Q1 Insights: ResMed continued to benefit from the sleep-apnea respirator recall at rival Philips in its fiscal first quarter. The rollout of the AirSense 10 Card-to-Cloud device, which lacks wireless capabilities and thereby bypasses a supply chain bottleneck, drove growth in its first full quarter on the market.
Demand for the Card-to-Cloud device varied by region. In the U.S., Canada and Latin America, the new device helped ResMed grow sales by 23%, the company reported. Still, device sales fell 10% in Europe and Asia. The decline stemmed in part from a preference for the supply-constrained ResMed device with wireless connectivity.
“Customers in countries such as France and Japan and beyond prefer to work with the limited product flow of our 100% cloud connectable devices rather than change their workflows for Card-to-Cloud models,” ResMed CEO Mick Farrell said on a conference call Thursday with investors.
Racing Philips: ResMed said it is taking “a high double-digit percentage” of the opportunity created by Philips’ recall, but how much share the company can win will depend on the speed it increases production and how long Philips is off the market, the executive said. ResMed is running a range of scenarios, including models in which its rival is off the market until July or even later in 2023.
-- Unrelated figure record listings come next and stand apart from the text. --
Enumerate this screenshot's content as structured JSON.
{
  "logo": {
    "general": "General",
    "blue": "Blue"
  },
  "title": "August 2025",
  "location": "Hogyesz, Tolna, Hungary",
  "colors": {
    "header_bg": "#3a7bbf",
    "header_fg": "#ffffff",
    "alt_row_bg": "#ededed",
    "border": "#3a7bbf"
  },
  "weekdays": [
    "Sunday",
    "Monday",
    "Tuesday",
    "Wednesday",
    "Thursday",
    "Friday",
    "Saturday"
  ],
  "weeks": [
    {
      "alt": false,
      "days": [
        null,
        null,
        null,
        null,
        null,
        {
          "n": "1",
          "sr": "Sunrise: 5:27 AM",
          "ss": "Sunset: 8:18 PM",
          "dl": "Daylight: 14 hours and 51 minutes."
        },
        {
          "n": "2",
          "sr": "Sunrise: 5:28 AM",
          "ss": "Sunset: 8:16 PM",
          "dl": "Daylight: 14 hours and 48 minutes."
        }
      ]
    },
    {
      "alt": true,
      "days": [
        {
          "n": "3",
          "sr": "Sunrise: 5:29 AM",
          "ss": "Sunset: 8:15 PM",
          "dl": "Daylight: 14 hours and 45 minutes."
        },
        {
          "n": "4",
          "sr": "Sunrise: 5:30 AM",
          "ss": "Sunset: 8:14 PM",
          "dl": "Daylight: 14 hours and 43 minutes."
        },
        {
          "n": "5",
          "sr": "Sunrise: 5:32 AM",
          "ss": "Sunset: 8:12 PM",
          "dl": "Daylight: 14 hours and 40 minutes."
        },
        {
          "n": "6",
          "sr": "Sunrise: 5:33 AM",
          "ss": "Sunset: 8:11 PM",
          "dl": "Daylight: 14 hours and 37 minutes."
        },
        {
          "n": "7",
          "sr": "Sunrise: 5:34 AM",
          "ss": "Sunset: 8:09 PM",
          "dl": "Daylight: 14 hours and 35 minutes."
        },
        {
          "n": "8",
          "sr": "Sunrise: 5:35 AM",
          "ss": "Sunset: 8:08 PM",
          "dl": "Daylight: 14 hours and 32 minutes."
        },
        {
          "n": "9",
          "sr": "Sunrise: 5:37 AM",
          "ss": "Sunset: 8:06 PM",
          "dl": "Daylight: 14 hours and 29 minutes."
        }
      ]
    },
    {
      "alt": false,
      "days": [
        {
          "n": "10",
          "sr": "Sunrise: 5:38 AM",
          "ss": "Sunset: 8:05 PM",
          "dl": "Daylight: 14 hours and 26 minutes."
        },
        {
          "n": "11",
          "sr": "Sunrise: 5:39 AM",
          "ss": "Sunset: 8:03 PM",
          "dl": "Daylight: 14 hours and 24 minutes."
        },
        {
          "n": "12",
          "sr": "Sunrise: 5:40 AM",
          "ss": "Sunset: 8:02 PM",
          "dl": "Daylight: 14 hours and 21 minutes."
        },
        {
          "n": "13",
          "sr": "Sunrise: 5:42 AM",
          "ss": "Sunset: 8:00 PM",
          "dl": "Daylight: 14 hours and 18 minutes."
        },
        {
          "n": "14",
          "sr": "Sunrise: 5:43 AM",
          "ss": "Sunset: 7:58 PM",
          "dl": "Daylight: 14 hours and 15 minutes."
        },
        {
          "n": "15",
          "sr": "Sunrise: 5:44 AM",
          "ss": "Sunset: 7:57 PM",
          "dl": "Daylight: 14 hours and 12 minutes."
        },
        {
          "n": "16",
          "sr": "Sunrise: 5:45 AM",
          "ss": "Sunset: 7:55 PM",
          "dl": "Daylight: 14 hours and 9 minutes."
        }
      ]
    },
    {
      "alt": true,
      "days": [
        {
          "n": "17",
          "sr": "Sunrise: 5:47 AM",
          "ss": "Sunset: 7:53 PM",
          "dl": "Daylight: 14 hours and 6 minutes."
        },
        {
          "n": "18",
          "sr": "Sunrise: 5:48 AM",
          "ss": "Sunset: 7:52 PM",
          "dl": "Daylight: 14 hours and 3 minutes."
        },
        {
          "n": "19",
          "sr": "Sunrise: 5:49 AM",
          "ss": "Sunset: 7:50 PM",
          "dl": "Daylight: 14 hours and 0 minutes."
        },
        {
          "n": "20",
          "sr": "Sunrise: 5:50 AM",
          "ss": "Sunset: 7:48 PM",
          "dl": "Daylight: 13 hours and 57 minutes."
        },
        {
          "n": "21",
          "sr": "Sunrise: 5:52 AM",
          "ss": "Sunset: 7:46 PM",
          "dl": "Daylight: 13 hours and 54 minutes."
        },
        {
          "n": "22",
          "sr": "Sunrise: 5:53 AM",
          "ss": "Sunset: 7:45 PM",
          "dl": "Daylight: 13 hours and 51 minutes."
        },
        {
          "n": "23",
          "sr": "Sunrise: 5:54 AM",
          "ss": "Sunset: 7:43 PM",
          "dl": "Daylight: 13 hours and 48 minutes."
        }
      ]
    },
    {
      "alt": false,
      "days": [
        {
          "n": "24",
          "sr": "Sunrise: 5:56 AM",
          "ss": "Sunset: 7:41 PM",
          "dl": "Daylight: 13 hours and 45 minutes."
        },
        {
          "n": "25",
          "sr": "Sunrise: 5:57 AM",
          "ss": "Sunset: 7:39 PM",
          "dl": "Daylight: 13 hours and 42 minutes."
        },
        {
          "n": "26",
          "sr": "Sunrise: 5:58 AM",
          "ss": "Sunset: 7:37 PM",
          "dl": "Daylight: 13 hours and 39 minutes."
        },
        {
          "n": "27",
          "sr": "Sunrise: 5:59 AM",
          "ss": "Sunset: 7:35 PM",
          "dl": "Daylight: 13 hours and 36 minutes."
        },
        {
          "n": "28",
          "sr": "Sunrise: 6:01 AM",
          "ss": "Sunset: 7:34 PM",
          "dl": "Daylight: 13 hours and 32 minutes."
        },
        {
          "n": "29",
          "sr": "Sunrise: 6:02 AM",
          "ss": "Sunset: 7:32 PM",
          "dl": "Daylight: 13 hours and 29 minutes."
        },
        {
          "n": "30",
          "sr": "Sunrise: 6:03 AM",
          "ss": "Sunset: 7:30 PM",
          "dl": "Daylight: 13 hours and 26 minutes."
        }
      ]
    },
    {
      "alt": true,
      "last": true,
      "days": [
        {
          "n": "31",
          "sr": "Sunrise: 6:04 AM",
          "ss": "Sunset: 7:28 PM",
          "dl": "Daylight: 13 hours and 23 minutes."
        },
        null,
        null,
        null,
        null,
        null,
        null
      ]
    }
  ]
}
“They say they may be back in January, but I'm not optimistic that they'll actually be back given all the issues that are there for them,” Farrell said. “They say they're maybe 3 million into 5 million. I'm skeptical of that. I think they're talking about production numbers versus delivered numbers.”
In a conference call this week discussing his company’s third-quarter earnings, Philips CEO Roy Jakobs said the recall had yet to be resolved. Some 5.5 million CPAP, BiPAP and other ventilators were recalled and Philips has been unable to ramp up production and source enough new parts to repair or replace the defective machines.
Last week, Jakobs apologized in a blog post for the company’s botched recall. Although Philips was aware for years of problems with the respirators, it only began a recall in 2021 after the CEO said the company’s senior management became aware of the severity of the issue.
ResMed CEO Farrell added he expects a “steady increase” in device production each quarter this fiscal year and beyond. COO Rob Douglas said on the earnings call that the supply chain is now more predictable and noted thee has been a “big reduction in the rate of decommits” even as ResMed continues to compete with automakers for chips.
Shares of ResMed fell 7.5% to $214.99 in pre-market trading.